I walked up behind my girls at the mall and said, “Okay, sniff me and tell me what store I’ve been in.” And they promptly chirped, “LUSH.” They deduced that from sniffing my clothes after I’d been in the store for 10 – 15 minutes, not anything I’d sprayed on.
But I had to (wo)man up and go in there, because it was time to sniff those Gorilla scents, at least the ones available locally. I skipped a few. Here are my thoughts on the ones I sampled, from least to most favorite:
Lust – “unashamedly carnal jasmine,” notes are jasmine, ylang ylang, rose, vanilla, sandalwood. Okay, it’s mighty indolic, and I’m not complaining about that – I like a dirty jasmine.
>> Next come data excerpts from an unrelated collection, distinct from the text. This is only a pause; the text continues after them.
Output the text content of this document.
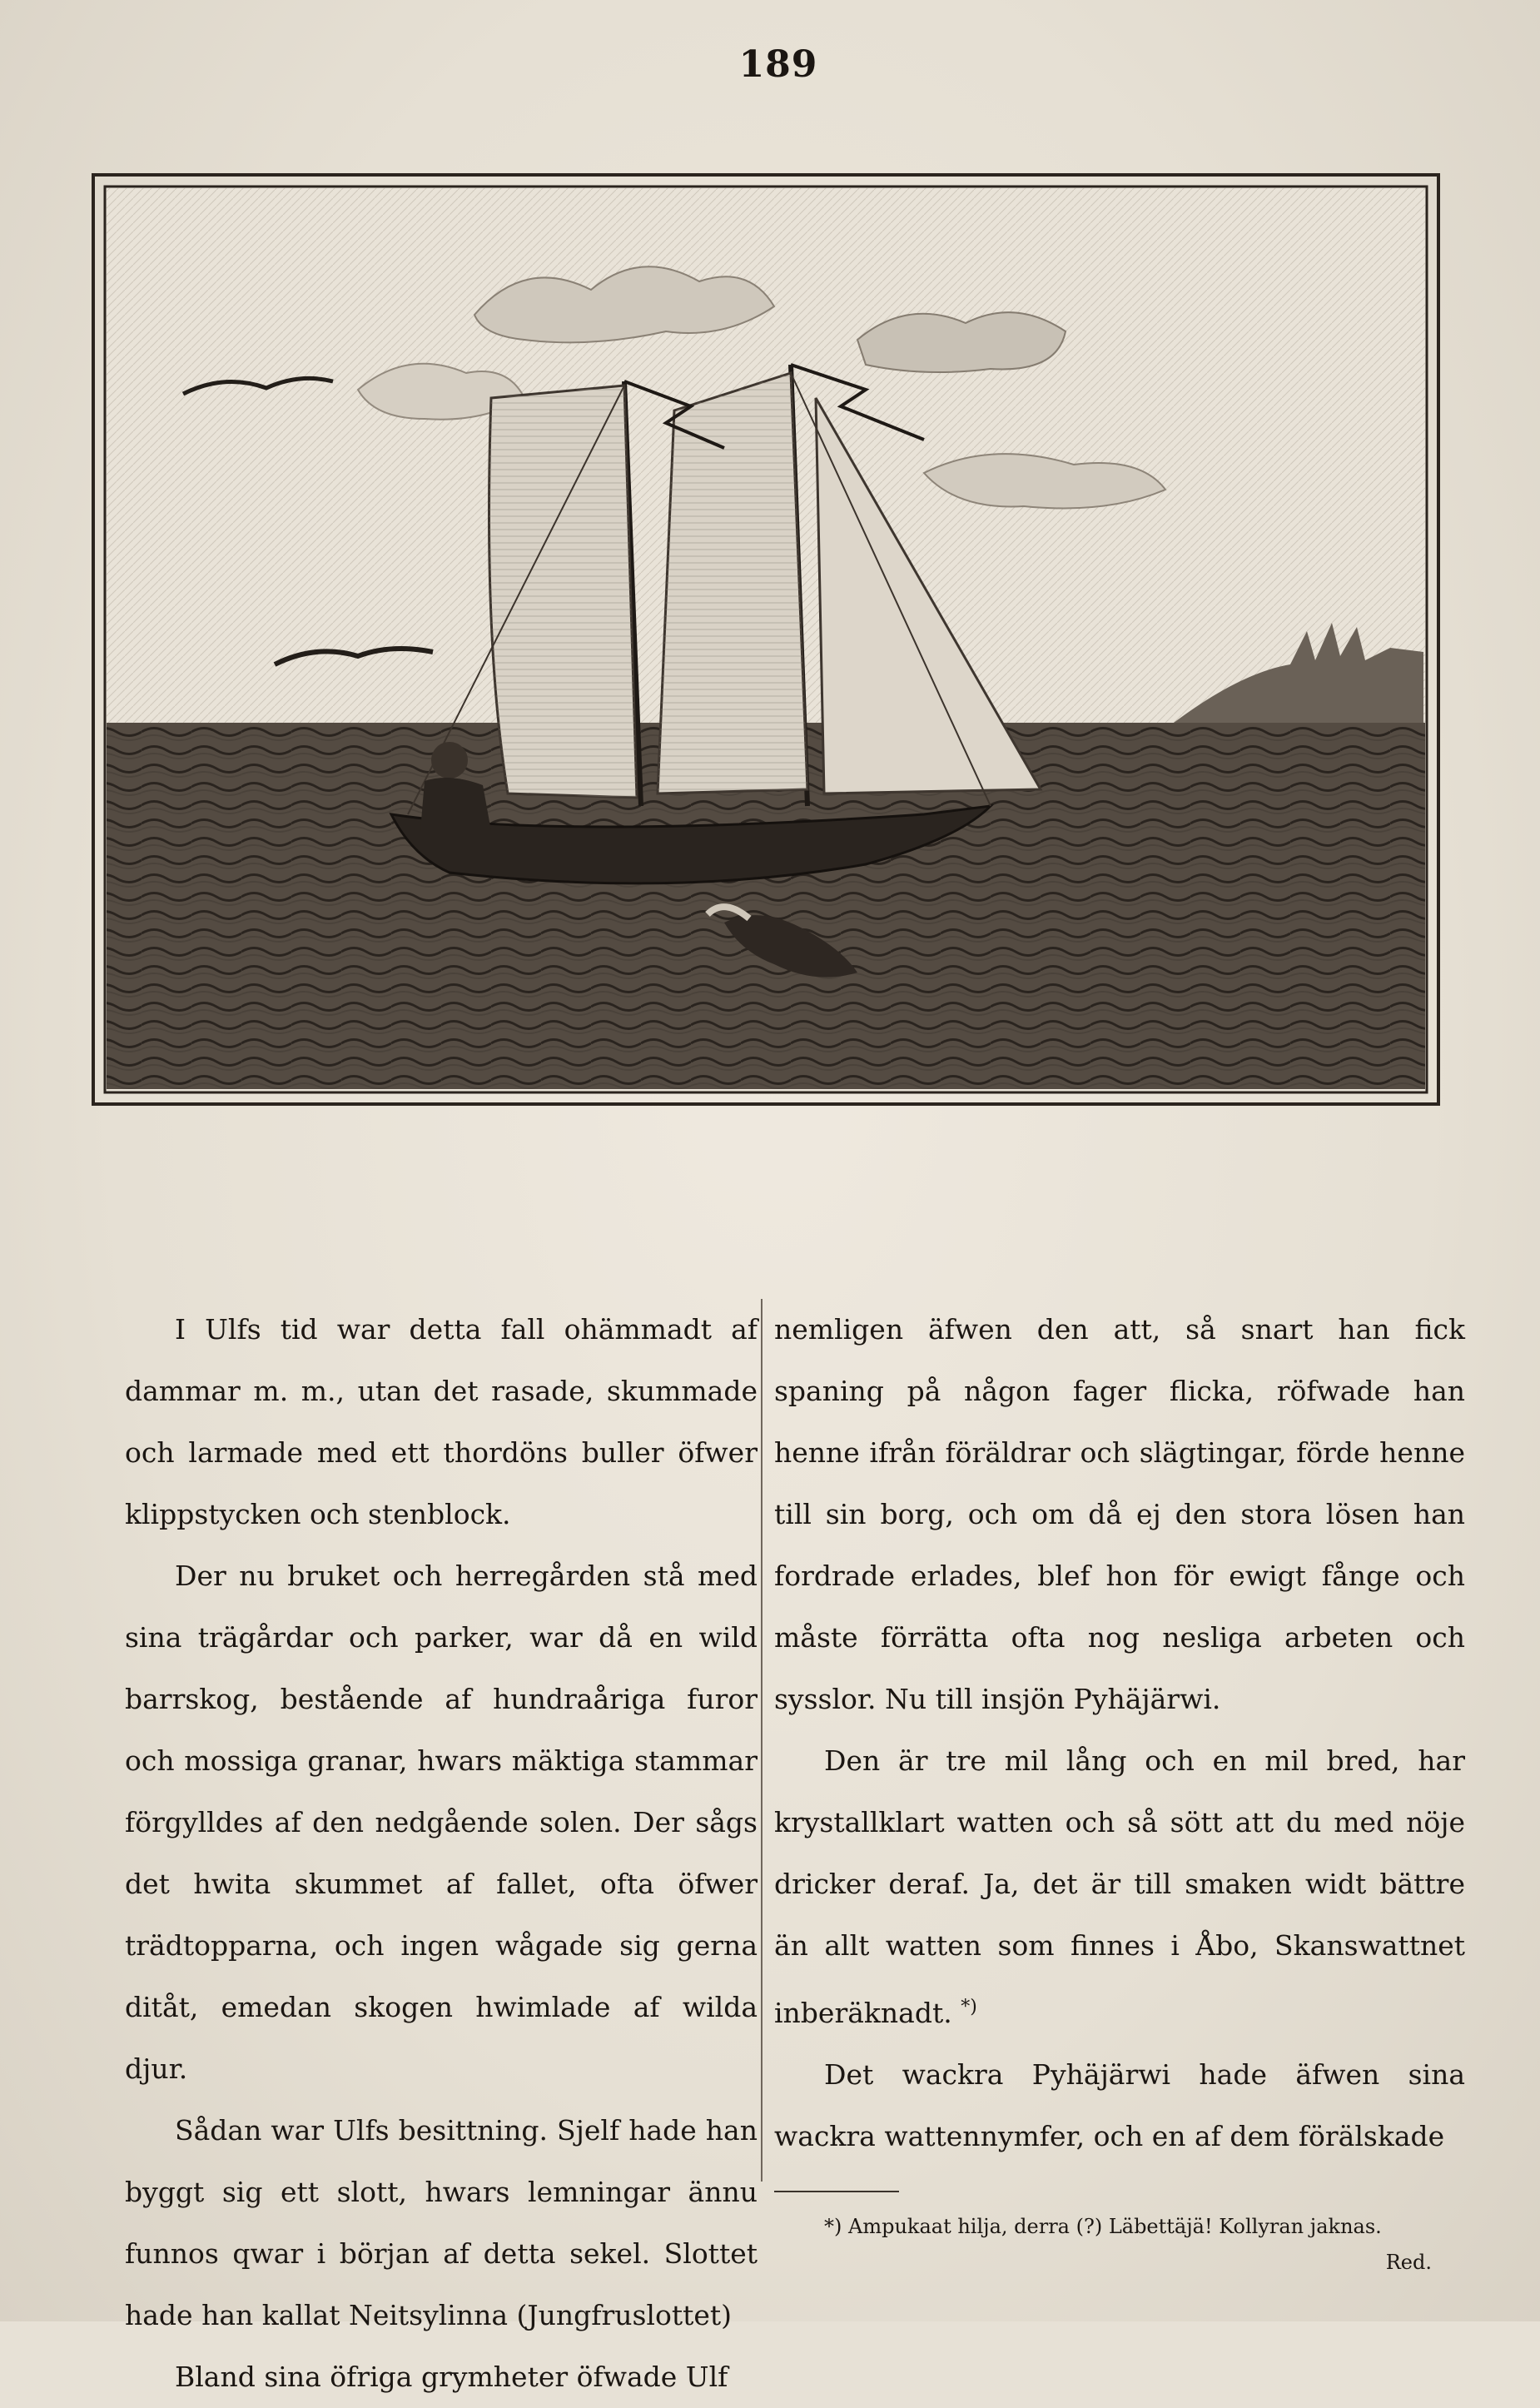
189

I Ulfs tid war detta fall ohämmadt af dammar m. m., utan det rasade, skummade och larmade med ett thordöns buller öfwer klippstycken och stenblock.

Der nu bruket och herregården stå med sina trägårdar och parker, war då en wild barrskog, bestående af hundraåriga furor och mossiga granar, hwars mäktiga stammar förgylldes af den nedgående solen. Der sågs det hwita skummet af fallet, ofta öfwer trädtopparna, och ingen wågade sig gerna ditåt, emedan skogen hwimlade af wilda djur.

Sådan war Ulfs besittning. Sjelf hade han byggt sig ett slott, hwars lemningar ännu funnos qwar i början af detta sekel. Slottet hade han kallat Neitsylinna (Jungfruslottet)

Bland sina öfriga grymheter öfwade Ulf

nemligen äfwen den att, så snart han fick spaning på någon fager flicka, röfwade han henne ifrån föräldrar och slägtingar, förde henne till sin borg, och om då ej den stora lösen han fordrade erlades, blef hon för ewigt fånge och måste förrätta ofta nog nesliga arbeten och sysslor. Nu till insjön Pyhäjärwi.

Den är tre mil lång och en mil bred, har krystallklart watten och så sött att du med nöje dricker deraf. Ja, det är till smaken widt bättre än allt watten som finnes i Åbo, Skanswattnet inberäknadt. *)

Det wackra Pyhäjärwi hade äfwen sina wackra wattennymfer, och en af dem förälskade

*) Ampukaat hilja, derra (?) Läbettäjä! Kollyran jaknas.

Red.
But the first half-hour’s marred by that artificial-banana-candy smell I get sometimes from jasmine scents, and after that there’s still a plasticky note, and then the mothball note. Ugh. Maybe it’s better on you. Fun fact: I could smell this half a block away; my daughter is almost entirely anosmic to it.
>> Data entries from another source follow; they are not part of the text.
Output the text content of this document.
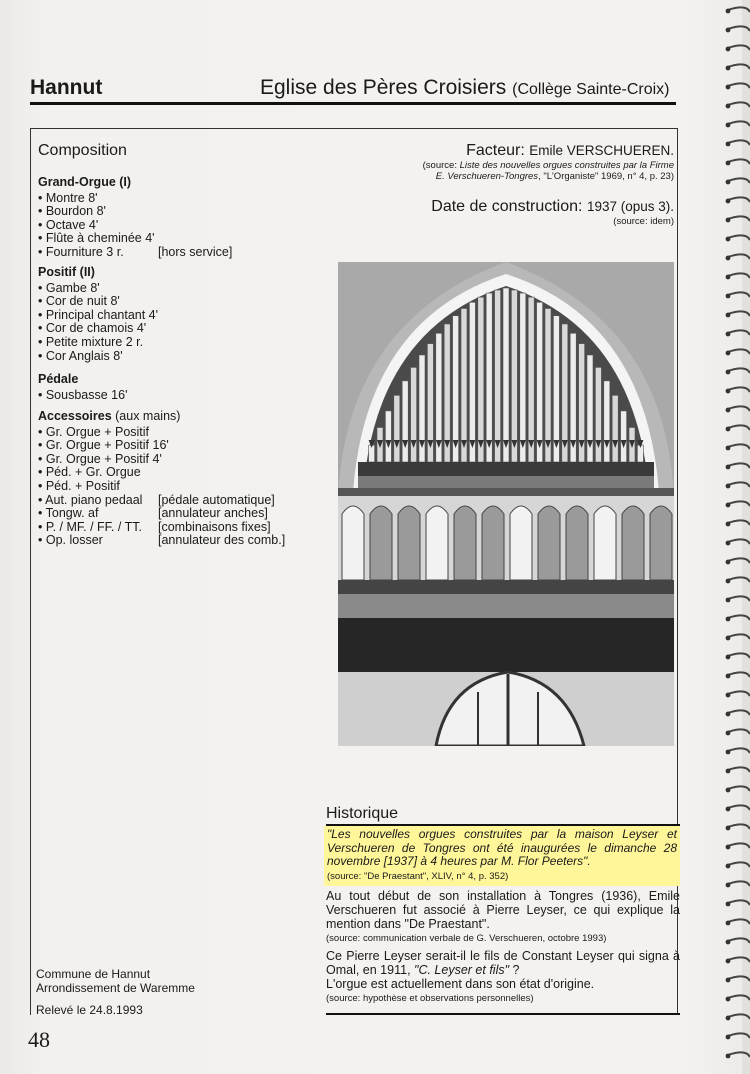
Hannut	Eglise des Pères Croisiers (Collège Sainte-Croix)
Composition
Grand-Orgue (I)
• Montre 8'
• Bourdon 8'
• Octave 4'
• Flûte à cheminée 4'
• Fourniture 3 r.	[hors service]
Positif (II)
• Gambe 8'
• Cor de nuit 8'
• Principal chantant 4'
• Cor de chamois 4'
• Petite mixture 2 r.
• Cor Anglais 8'
Pédale
• Sousbasse 16'
Accessoires (aux mains)
• Gr. Orgue + Positif
• Gr. Orgue + Positif 16'
• Gr. Orgue + Positif 4'
• Péd. + Gr. Orgue
• Péd. + Positif
• Aut. piano pedaal	[pédale automatique]
• Tongw. af	[annulateur anches]
• P. / MF. / FF. / TT.	[combinaisons fixes]
• Op. losser	[annulateur des comb.]
Facteur: Emile VERSCHUEREN.
(source: Liste des nouvelles orgues construites par la Firme
E. Verschueren-Tongres, "L'Organiste" 1969, n° 4, p. 23)
Date de construction: 1937 (opus 3).
(source: idem)
Historique
"Les nouvelles orgues construites par la maison Leyser et Verschueren de Tongres ont été inaugurées le dimanche 28 novembre [1937] à 4 heures par M. Flor Peeters".
(source: "De Praestant", XLIV, n° 4, p. 352)
Au tout début de son installation à Tongres (1936), Emile Verschueren fut associé à Pierre Leyser, ce qui explique la mention dans "De Praestant".
(source: communication verbale de G. Verschueren, octobre 1993)
Ce Pierre Leyser serait-il le fils de Constant Leyser qui signa à Omal, en 1911, "C. Leyser et fils" ?
L'orgue est actuellement dans son état d'origine.
(source: hypothèse et observations personnelles)
Commune de Hannut
Arrondissement de Waremme
Relevé le 24.8.1993
48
The Smell of Freedom – notes are lemongrass, lemon myrtle, neroli, jasmine, ginger, fire tree, clove, black pepper, sandalwood, oudh, orris. I was sure this was going to be my favorite, and it’s not that it’s bad. But it smells like a pick-me-up tonic-scent from Body Shop or Origins, something they’d also have available in a soap and body wash. I was hugely disappointed, since based on those notes I was sure I’d love it. The girls said it smells like furniture polish.
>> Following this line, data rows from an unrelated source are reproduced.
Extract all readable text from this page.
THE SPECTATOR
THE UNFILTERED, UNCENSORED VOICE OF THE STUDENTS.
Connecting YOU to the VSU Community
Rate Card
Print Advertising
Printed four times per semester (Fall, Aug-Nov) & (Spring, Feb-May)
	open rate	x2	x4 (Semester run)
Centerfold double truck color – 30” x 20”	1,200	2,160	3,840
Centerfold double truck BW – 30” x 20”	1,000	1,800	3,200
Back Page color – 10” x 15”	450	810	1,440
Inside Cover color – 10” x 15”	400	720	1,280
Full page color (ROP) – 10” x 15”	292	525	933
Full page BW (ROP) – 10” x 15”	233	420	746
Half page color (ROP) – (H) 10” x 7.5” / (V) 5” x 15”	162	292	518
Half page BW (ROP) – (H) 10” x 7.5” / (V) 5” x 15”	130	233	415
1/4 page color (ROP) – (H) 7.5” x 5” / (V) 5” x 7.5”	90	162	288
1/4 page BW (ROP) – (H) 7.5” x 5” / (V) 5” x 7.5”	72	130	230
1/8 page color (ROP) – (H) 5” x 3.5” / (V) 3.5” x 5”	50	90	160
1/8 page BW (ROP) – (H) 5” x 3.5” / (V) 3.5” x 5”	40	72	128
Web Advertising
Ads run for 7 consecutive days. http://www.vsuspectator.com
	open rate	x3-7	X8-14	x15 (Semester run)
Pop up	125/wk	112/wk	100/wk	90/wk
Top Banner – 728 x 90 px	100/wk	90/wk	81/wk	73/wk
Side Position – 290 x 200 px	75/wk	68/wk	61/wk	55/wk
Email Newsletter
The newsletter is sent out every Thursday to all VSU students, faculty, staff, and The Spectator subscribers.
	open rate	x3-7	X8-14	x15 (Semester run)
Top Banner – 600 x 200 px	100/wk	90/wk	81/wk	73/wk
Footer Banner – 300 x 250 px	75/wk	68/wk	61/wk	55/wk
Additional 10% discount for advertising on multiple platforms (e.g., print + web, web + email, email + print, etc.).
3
Vanillary – Vanilla, jasmine, tonka. It’s got a buttery note I like, and would make a nice generic vanilla scent. My more critical daughters say it smells like something they could get at BBW. I think it’s better than that, but probably wouldn’t pay retail for it.
Breath of God – Neroli, lemon, melon, jasmine, rose, vetiver, sandalwood, cedarwood, amber, musk. You remember this one, right? The one they went nuts over in Perfumes: The Guide, five stars, and at least half of you thought they were insane? Okay, so – I cried. I mean, I did that thing I do where my eyes well up and it’s a little embarrassing in Forever 21, because, yes, it moved me that much. It’s a place-smell, like the inside of the temple of the reclining Buddha we visited in Bangkok — not just incense, but humanity — damp earth, smoky air, strange fabrics… that glorious, foreign smell, of other-ness. It’s essentially a murky, smoked-incense that (if it goes all wrong on you) should be sprayed on your clothes, try that. It was oddly short-lived on my skin; and the drydown was a hair too sweet, focusing on the fruity floral bits. Again, on fabric, it’s perfect. If murky, earthy incense sounds horrible to you, skip it. If you are like me and believe there is no such thing as too many incense scents, well, you may want to brave LUSH and try it sometime.
Karma – “inspired by hippies and head shops,” orange, patchouli, pine, lavandin, lemongrass, elemi, cassie. That description is so unfair, because this smells nothing like, say, a cheesy, medicinal patchouli or one of those “lotus rain” essential oils. It’s lovely, an inky-green scent somewhere between vetiver and pine, with a pale-straw-citrus note of lemongrass and a resiny base. I want a bottle. Okay, okay, and I want a bottle of Breath of God too.
Hot tip – according to the LUSH website, Breath of God is composed of 50% Inhale and 50% Exhale (their original scents, not available here.) If you find BOG too sweet in the drydown, throw some Karma on top, or spray them side by side on your sleeve. The combination is fantastic.